Mr. J. E. Whiting then called upon Mrs. Markham as the only lady member among the Managers, to make the presentation. Mrs. Markham in a pleasing speech, said the training of the child was a most important matter and she believed that in Mrs. Middleton they had had one of the best of teachers, and asked her acceptance of a handsome mahogany bureau with a plate suitably inscribed, which had been subscribed for most willingly by all. Mrs. Middleton upon rising to receive the gift, was greeted with rousing cheers and seemed much touched by her reception. In a few well chosen words Mrs. Middleton expressed her thanks, first, to those who had given so generously towards such a handsome present, secondly to the infants and their mistress, Miss Lack, who on the last day at school presented her with a fruit service, and thirdly to the older girls, who on their own initiative collected among themselves and presented her with a silver dorcas thimble. Mrs. Middleton, continuing, said she had always tried to be a help to those under her care and although retiring from the school still wished to be of service to any old scholars who might consult her. Mr. Middleton, in a few words, expressed pleasure at the presence of so many parents and old scholars at such a gathering. Mr. J. Marsh also spoke of his indebtedness as a parent, and the chairman (Mr. J. E. Whiting) in a short, racy speech, concluded with the benefit and help he received as one of the oldest scholars present. The following ladies and gentlemen kindly helped at the concert during the evening. Misses G. Olney and E. Richardson, Mesdames Cowley and Evans and Messrs. J. Nichols, J. Cowley, A. Clarke, E. Bates, A. Richardson and H. H. Middleton, and a most enjoyable evening terminated with the singing of the National Anthem.
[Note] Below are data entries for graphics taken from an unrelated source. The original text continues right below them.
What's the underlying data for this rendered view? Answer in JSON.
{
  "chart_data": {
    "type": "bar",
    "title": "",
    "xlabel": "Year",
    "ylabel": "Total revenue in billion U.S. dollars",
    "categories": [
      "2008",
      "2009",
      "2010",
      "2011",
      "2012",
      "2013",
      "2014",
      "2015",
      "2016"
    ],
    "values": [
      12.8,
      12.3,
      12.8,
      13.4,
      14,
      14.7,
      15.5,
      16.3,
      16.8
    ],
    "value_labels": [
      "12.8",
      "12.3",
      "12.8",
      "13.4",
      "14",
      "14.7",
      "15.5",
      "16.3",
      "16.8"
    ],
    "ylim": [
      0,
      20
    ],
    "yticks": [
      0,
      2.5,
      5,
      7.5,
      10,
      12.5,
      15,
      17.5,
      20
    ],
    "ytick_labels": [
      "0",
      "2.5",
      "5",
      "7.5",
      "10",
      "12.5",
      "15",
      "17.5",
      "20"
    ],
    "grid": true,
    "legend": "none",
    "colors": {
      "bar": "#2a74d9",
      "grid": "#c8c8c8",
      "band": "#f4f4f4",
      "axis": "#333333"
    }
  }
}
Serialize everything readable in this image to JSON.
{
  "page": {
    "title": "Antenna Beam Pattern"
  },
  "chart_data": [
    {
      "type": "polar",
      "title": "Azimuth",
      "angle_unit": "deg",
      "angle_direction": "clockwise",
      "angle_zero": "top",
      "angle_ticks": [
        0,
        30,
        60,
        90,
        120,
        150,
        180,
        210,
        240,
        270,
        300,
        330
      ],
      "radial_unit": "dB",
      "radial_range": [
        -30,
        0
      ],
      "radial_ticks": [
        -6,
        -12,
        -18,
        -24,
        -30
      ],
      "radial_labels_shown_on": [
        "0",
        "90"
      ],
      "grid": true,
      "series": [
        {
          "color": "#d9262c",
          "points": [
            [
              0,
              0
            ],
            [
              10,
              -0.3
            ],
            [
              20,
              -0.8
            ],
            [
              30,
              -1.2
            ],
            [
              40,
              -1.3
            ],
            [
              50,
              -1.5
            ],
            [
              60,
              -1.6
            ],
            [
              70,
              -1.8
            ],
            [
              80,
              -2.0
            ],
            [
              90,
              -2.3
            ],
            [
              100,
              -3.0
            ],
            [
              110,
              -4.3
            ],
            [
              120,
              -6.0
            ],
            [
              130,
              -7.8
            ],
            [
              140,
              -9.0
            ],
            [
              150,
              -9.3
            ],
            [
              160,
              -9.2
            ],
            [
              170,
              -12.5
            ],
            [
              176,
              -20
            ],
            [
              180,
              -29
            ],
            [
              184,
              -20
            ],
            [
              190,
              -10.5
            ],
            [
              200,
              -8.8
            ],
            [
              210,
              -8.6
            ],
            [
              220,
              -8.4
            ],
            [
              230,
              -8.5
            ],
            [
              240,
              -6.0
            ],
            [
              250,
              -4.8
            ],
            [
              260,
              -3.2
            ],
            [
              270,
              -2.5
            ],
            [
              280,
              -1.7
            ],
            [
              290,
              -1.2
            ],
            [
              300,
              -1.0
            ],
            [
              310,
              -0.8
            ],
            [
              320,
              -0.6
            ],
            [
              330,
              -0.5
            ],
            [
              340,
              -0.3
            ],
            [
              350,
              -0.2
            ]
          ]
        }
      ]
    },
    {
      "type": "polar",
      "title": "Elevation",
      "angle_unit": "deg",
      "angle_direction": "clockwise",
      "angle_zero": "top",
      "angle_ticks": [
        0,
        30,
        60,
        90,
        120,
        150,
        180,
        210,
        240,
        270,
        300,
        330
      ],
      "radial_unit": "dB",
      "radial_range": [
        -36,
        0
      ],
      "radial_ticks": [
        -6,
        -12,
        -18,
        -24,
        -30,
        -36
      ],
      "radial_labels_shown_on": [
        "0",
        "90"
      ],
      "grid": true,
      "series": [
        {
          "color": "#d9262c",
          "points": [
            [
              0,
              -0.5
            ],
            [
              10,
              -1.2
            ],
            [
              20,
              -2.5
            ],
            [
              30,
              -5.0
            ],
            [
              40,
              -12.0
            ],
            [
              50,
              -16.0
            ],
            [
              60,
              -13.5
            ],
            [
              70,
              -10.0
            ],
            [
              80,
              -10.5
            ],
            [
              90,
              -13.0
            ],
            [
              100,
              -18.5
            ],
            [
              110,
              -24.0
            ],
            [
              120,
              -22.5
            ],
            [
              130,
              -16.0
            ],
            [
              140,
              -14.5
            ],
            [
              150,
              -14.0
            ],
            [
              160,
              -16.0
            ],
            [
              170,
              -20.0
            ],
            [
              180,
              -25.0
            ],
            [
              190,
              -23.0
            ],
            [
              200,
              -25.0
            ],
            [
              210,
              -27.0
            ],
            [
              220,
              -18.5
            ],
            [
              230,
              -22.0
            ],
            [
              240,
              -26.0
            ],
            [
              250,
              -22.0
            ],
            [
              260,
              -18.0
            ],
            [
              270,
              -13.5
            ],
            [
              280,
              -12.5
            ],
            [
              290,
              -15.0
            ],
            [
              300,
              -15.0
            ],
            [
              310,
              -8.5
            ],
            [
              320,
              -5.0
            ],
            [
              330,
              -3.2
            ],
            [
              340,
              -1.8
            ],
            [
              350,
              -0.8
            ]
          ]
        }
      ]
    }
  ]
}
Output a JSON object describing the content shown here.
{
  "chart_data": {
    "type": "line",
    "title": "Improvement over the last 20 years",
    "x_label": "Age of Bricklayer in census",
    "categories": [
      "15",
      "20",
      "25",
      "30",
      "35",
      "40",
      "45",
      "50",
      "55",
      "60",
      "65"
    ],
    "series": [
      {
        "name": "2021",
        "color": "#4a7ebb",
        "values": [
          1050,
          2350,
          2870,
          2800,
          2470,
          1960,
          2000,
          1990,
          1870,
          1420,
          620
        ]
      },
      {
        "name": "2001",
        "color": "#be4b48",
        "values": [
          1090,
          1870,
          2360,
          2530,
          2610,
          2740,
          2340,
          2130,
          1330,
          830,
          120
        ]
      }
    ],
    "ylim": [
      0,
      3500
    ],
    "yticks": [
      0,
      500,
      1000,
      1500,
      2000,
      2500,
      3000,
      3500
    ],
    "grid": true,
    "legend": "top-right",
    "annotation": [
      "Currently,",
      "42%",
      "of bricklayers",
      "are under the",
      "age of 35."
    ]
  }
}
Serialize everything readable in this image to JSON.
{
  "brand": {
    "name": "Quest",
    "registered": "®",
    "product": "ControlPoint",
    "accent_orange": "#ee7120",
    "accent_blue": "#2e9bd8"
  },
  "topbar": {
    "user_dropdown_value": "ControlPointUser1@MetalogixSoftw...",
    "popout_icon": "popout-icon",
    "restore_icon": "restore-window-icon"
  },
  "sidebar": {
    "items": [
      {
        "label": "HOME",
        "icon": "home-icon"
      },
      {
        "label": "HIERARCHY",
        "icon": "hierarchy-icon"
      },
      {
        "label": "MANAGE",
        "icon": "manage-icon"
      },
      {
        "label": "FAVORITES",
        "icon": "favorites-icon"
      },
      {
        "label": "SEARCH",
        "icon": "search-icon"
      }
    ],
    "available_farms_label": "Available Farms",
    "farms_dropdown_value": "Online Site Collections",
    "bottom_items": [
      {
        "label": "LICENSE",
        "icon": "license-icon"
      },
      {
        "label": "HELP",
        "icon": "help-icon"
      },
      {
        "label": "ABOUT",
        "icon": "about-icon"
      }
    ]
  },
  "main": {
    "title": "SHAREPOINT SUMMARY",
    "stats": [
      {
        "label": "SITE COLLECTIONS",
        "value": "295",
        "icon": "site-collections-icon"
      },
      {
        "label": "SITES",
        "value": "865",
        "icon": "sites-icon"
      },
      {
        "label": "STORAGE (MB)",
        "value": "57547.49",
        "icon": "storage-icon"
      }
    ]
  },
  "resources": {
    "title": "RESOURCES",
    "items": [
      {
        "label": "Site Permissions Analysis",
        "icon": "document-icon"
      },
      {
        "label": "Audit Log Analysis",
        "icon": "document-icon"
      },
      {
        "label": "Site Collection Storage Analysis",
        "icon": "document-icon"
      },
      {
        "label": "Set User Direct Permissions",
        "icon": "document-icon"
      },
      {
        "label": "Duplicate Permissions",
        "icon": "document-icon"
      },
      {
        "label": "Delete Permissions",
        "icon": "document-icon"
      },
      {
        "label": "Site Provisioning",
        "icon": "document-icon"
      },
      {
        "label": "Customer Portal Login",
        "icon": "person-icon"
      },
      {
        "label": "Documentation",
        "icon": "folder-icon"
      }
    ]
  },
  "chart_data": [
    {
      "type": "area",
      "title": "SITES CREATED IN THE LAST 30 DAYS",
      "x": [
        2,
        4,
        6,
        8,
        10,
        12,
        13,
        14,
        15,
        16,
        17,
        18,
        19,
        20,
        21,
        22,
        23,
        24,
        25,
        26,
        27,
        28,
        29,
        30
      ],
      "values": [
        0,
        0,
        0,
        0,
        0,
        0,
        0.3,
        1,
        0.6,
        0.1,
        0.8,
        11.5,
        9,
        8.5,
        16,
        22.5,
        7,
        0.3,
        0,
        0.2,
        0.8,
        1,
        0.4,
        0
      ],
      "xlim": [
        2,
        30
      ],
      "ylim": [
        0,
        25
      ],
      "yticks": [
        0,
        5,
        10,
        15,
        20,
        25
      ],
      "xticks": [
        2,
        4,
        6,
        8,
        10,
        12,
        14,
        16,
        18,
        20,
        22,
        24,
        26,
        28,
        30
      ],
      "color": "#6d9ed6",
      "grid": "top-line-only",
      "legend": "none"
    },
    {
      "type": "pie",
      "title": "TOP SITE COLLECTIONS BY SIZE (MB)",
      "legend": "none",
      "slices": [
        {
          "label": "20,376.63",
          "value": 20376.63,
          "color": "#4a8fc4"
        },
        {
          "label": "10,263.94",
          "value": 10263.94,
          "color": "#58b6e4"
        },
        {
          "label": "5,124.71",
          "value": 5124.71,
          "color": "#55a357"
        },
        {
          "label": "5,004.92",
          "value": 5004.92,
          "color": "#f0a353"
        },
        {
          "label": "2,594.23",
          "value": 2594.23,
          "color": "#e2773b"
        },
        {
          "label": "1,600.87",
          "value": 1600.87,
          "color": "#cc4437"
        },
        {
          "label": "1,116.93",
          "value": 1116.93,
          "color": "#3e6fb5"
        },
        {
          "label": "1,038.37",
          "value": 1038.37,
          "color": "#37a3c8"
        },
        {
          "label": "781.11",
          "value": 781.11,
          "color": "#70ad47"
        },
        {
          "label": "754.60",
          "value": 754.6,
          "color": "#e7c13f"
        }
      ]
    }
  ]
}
Northampton Mercury 28 February 1930
Mr. H. H. Middleton, who has been Headmaster at Castlethorpe Council Schools for many years, is retiring at Easter. A movement is on foot to transfer the elder children to the Wolverton Schools, leaving only children under 11 years of age at Castlethorpe, under the charge of a lady teacher.
Northampton Mercury 22 June 1945
Mr. H. H. Middleton, who for nearly the whole of his scholastic career was headmaster at Castlethorpe School, died at Teddington, where he was staying with his daughter and son-in-law. He retired soon after the 1914-18 war, and had been living Twickenham.